Querida, ¿no creerás que es el dinero lo que me importa?
—No, no. Debería haberte preguntado primero, pero no pensé que fuera lo
más natural.
—¡Dios mío, Alex! —exclamó Cedric, más conmovido que nunca—. ¿Entiendes
lo que dices? ¿Es natural malversar dinero ?
Lágrimas de terror y de absoluto desconcierto se apoderaron de las
debilitadas facultades de Alex y la privaron del habla.
Cedric comenzó a caminar por la biblioteca, hablando rápidamente y sin
mirarla.
Si tan solo me hubieras escrito y me hubieras contado lo que hiciste de
inmediato... aunque Dios sabe que habría sido bastante malo hacer algo así y
luego dejarlo estar. ¿No sabías que tarde o temprano se descubriría ?
Lanzó una mirada fugaz a Alex, quien permanecía sentada con el rostro
tembloroso corriéndole las lágrimas, pero no dijo nada. Era inútil explicarle a
Cedric que nunca había pensado en que no la descubrieran. No pretendía ocultar
nada. Había considerado su acción tan simple que apenas necesitaba explicación
ni justificación. Simplemente no valía la pena escribir.
La voz de Cedric continuó, ganando fuerza gradualmente a medida que la
agitación que lo había sacudido se calmaba bajo su propia fluidez.
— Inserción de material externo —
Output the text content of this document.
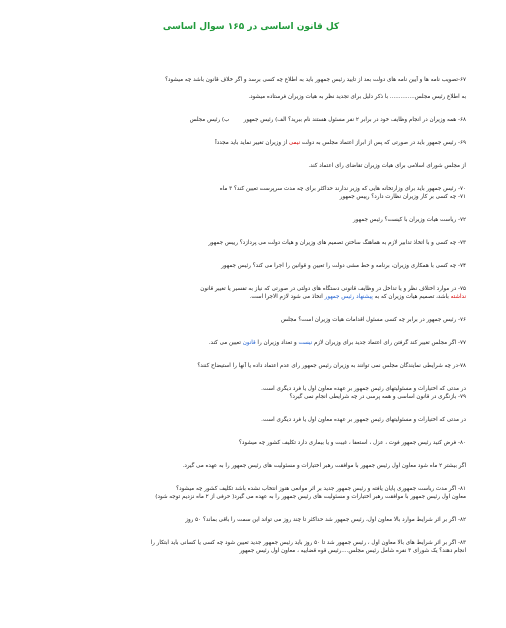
کل قانون اساسی در ۱۶۵ سوال اساسی
۶۷-تصویب نامه ها و آیین نامه های دولت بعد از تایید رئیس جمهور باید به اطلاع چه کسی برسد و اگر خلاف قانون باشد چه میشود؟
به اطلاع رئیس مجلس.............. با ذکر دلیل برای تجدید نظر به هیأت وزیران فرستاده میشود.
۶۸- همه وزیران در انجام وظایف خود در برابر ۲ نفر مسئول هستند نام ببرید؟ الف) رئیس جمهور        ب) رئیس مجلس
۶۹- رئیس جمهور باید در صورتی که پس از ابراز اعتماد مجلس به دولت نیمی از وزیران تغییر نماید باید مجدداً
از مجلس شورای اسلامی برای هیأت وزیران تقاضای رای اعتماد کند.
۷۰- رئیس جمهور باید برای وزارتخانه هایی که وزیر ندارند حداکثر برای چه مدت سرپرست تعیین کند؟ ۳ ماه
۷۱- چه کسی بر کار وزیران نظارت دارد؟ رییس جمهور
۷۲- ریاست هیأت وزیران با کیست؟ رئیس جمهور
۷۳- چه کسی و با اتخاذ تدابیر لازم به هماهنگ ساختن تصمیم های وزیران و هیأت دولت می پردازد؟ رییس جمهور
۷۴- چه کسی با همکاری وزیران، برنامه و خط مشی دولت را تعیین و قوانین را اجرا می کند؟ رئیس جمهور
۷۵- در موارد اختلاف نظر و یا تداخل در وظایف قانونی دستگاه های دولتی در صورتی که نیاز به تفسیر یا تغییر قانون
نداشته باشد، تصمیم هیأت وزیران که به پیشنهاد رئیس جمهور اتخاذ می شود لازم الاجرا است.
۷۶- رئیس جمهور در برابر چه کسی مسئول اقدامات هیأت وزیران است؟ مجلس
۷۷- اگر مجلس تغییر کند گرفتن رای اعتماد جدید برای وزیران لازم نیست و تعداد وزیران را قانون تعیین می کند.
۷۸-در چه شرایطی نمایندگان مجلس نمی توانند به وزیران رئیس جمهور رای عدم اعتماد داده یا آنها را استیضاح کنند؟
در مدتی که اختیارات و مسئولیتهای رئیس جمهور بر عهده معاون اول یا فرد دیگری است.
۷۹- بازنگری در قانون اساسی و همه پرسی در چه شرایطی انجام نمی گیرد؟
در مدتی که اختیارات و مسئولیتهای رئیس جمهور بر عهده معاون اول یا فرد دیگری است.
۸۰- فرض کنید رئیس جمهور فوت ، عزل ، استعفا ، غیبت و یا بیماری دارد تکلیف کشور چه میشود؟
اگر بیشتر ۲ ماه شود معاون اول رئیس جمهور با موافقت رهبر اختیارات و مسئولیت های رئیس جمهور را به عهده می گیرد.
۸۱- اگر مدت ریاست جمهوری پایان یافته و رئیس جمهور جدید بر اثر موانعی هنوز انتخاب نشده باشد تکلیف کشور چه میشود؟
معاون اول رئیس جمهور با موافقت رهبر اختیارات و مسئولیت های رئیس جمهور را به عهده می گیرد( حرفی از ۲ ماه نزدیم توجه شود)
۸۲- اگر بر اثر شرایط موارد بالا معاون اول، رئیس جمهور شد حداکثر تا چند روز می تواند این سمت را باقی بماند؟ ۵۰ روز
۸۳- اگر بر اثر شرایط های بالا معاون اول ، رئیس جمهور شد تا ۵۰ روز باید رئیس جمهور جدید تعیین شود چه کسی یا کسانی باید ابتکار را
انجام دهند؟ یک شورای ۳ نفره شامل رئیس مجلس....رئیس قوه قضاییه ، معاون اول رئیس جمهور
¿Sabes que es un delito perseguible, Alex? Claro que no se trata de eso,
pero aprovecharse de esa certeza...
Alex hizo un sonido inarticulado.
Violet dice que, por supuesto, no sabías lo que hacías. Ese lugar
miserable, ese convento, te ha destrozado por completo. ¡Cuando pienso en esa
gente...! —El rostro de Cedric se ensombreció—. Pero, caray, Alex, te criaron
como a todos nosotros. Y hablando de honor, ¡piensa en mi padre!
Alex había dejado de llorar. Estaba a punto de dar su último paso, con
las últimas fuerzas que le quedaban.
Cedric, escúchame. ¡Debes! No lo entiendes. No lo vi desde tu punto de
vista, no lo vi así. Hay algo mal en mí, debe haberlo, pero no me pareció
importante. Sé que no me creerás, pero pensé que el dinero era algo
insignificante, sin importancia, y que lo entenderías y dirías que hice bien en
dar por sentado que podría tenerlo.
—¡Pero no es el dinero! —gruñó Cedric—. Aunque, ¿para
qué lo querías, si no tenías gastos y apenas te llegaba la paga? Pero esa no es
la cuestión. ¿No lo ves, Alex? No es este miserable cheque en sí; es el
principio del asunto.
Alex lo miró con desesperación. La chispa de su espíritu se extinguió,
dejando su alma sumida en la oscuridad.
Cedric la enfrentó.
"No podía creer que tu carta significara lo que parecía
significar", dijo lentamente; "pero si es así, como tú misma lo
demuestras, entonces entiendo que nos dejes, no hace falta decirlo. ¿Dónde
vives? ¿Qué es este lugar, Malden Road?"
Como era de esperar, extrajo la carta y se refirió cuidadosamente a la
dirección.
"¿Dónde está Malden Road?"
"En Hampstead, cerca de Barbara."
"¿Estáis en habitaciones?"
"Sí."
¿Cómo los encontraste? ¿Quién te los recomendó?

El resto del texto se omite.